Clarification: JacVecOperator interface

[lindnemi]

Hi, I'm trying to implement a custom JacVecOperator.

In the docs it sounds like L(u,p,t) should be multiplication of L with a vector u. If L = Jac(x) is some Jacobian at location x that would be the directional derivative Jac(x) * u.

On the other hand here it seems that the function call L(u,p,t) will always evaluate to Jac(u) * u. Meaning that the direction and the point at which Jac is evaluated will always be the same.

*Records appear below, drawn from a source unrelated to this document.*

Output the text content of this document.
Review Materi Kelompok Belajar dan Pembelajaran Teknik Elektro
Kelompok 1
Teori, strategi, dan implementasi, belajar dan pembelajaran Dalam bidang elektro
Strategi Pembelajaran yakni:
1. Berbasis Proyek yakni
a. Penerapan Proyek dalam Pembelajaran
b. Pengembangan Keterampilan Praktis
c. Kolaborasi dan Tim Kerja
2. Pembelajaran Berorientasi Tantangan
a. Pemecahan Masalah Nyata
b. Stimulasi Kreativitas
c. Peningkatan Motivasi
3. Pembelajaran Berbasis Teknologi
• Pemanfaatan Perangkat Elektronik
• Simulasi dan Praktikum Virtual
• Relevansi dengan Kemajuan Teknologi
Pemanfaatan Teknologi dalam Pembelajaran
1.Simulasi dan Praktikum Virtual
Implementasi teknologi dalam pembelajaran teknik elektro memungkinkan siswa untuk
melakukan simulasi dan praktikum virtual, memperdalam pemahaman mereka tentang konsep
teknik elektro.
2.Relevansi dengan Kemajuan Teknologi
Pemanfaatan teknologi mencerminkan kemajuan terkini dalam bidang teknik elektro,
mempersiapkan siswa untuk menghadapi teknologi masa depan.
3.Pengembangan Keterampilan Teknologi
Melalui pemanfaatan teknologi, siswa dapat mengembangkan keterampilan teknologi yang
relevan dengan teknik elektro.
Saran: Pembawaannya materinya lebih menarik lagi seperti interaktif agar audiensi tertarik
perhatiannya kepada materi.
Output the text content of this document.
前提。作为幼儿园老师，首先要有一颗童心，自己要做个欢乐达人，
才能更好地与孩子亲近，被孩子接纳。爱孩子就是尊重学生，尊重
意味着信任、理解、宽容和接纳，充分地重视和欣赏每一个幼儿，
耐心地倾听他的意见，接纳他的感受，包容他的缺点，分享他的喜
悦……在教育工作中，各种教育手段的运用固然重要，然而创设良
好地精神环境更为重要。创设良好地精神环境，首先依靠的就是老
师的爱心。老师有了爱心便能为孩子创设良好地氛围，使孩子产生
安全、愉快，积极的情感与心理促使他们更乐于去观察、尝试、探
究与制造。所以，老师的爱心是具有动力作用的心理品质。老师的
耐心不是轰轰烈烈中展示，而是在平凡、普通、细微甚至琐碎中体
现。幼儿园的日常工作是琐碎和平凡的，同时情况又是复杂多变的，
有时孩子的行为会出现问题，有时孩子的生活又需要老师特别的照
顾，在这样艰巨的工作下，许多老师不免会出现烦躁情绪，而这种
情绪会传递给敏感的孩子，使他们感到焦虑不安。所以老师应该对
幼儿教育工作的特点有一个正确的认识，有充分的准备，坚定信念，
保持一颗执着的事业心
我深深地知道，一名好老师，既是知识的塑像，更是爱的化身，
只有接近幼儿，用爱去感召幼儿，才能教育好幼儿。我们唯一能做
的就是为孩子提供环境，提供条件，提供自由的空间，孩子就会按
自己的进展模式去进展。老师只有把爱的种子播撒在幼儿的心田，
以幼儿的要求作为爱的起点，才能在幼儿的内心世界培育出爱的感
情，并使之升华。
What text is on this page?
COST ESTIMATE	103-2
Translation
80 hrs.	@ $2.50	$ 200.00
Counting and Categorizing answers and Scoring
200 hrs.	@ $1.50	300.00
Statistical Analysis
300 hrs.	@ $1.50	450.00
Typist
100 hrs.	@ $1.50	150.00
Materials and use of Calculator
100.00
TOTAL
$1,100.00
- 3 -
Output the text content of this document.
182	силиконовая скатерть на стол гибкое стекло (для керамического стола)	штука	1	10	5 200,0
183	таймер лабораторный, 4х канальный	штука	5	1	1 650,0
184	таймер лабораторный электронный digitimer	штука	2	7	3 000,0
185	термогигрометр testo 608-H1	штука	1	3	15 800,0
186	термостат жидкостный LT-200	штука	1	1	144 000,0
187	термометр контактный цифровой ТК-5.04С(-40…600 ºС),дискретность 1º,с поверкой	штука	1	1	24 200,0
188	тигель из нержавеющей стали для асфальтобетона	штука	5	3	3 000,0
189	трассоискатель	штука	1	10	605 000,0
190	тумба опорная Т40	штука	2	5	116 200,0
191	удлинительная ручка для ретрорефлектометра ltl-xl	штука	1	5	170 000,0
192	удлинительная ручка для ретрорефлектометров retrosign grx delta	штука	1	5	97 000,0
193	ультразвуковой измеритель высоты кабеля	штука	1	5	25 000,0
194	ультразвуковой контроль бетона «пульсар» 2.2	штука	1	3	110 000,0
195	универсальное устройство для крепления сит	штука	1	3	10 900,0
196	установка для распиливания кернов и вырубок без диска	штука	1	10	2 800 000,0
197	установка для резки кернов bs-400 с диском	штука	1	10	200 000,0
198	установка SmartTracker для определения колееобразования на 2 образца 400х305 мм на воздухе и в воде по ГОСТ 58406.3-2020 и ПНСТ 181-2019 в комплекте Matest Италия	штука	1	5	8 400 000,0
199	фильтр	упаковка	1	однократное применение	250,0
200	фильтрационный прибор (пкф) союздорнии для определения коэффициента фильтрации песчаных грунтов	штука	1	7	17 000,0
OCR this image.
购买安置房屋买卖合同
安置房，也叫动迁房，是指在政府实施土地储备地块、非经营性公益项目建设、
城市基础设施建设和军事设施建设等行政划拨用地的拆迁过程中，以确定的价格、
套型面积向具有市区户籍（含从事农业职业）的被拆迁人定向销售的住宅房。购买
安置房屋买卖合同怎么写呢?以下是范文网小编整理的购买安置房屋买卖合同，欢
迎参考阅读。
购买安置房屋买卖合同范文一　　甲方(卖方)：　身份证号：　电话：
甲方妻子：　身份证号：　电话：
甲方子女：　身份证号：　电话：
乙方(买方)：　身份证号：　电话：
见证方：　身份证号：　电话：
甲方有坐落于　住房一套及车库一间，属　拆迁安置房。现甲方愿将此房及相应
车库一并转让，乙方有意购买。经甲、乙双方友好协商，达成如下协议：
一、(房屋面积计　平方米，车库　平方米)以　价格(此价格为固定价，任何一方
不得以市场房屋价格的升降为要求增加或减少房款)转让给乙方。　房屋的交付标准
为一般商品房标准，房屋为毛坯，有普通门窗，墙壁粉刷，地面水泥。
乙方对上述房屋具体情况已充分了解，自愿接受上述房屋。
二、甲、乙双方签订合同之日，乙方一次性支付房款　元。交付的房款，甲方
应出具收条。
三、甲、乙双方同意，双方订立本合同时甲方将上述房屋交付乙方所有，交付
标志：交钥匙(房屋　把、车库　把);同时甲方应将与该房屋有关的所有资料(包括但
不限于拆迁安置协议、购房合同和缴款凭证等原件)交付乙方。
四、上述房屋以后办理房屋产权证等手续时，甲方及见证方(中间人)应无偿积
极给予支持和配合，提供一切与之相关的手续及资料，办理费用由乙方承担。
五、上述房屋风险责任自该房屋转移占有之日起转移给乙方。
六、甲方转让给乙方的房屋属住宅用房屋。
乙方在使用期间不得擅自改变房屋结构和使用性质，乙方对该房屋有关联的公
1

In this case, how am I supposed to implement the general directional derivative Jac(u) * z where z is an arbitrary direction?

[ChrisRackauckas]

* should not update the Jacobian, as you say that would allow Jac(x) * u. Using L(u,p,t) as a function inside of the ODE defines the ODE Jac(u)*u which is a representation of the original nonlinear operator and is thus useful in things like local sensitivity analysis, hence the default.

[lindnemi]

Thank you for the quick answer. So there are basically three things to implement for a JacVecOperator:

• L(u,p,t) for Jac(u) * u
• * for Jac(u) * x
• update_coefficients

Each of which should be given in mutating and oop form. I would love to see a brief section specifically about JacVecOperator in the docs.

[ChrisRackauckas]

Yes, http://diffeqoperators.sciml.ai/dev/operators/jacobian_vector_product/ needs a bit more.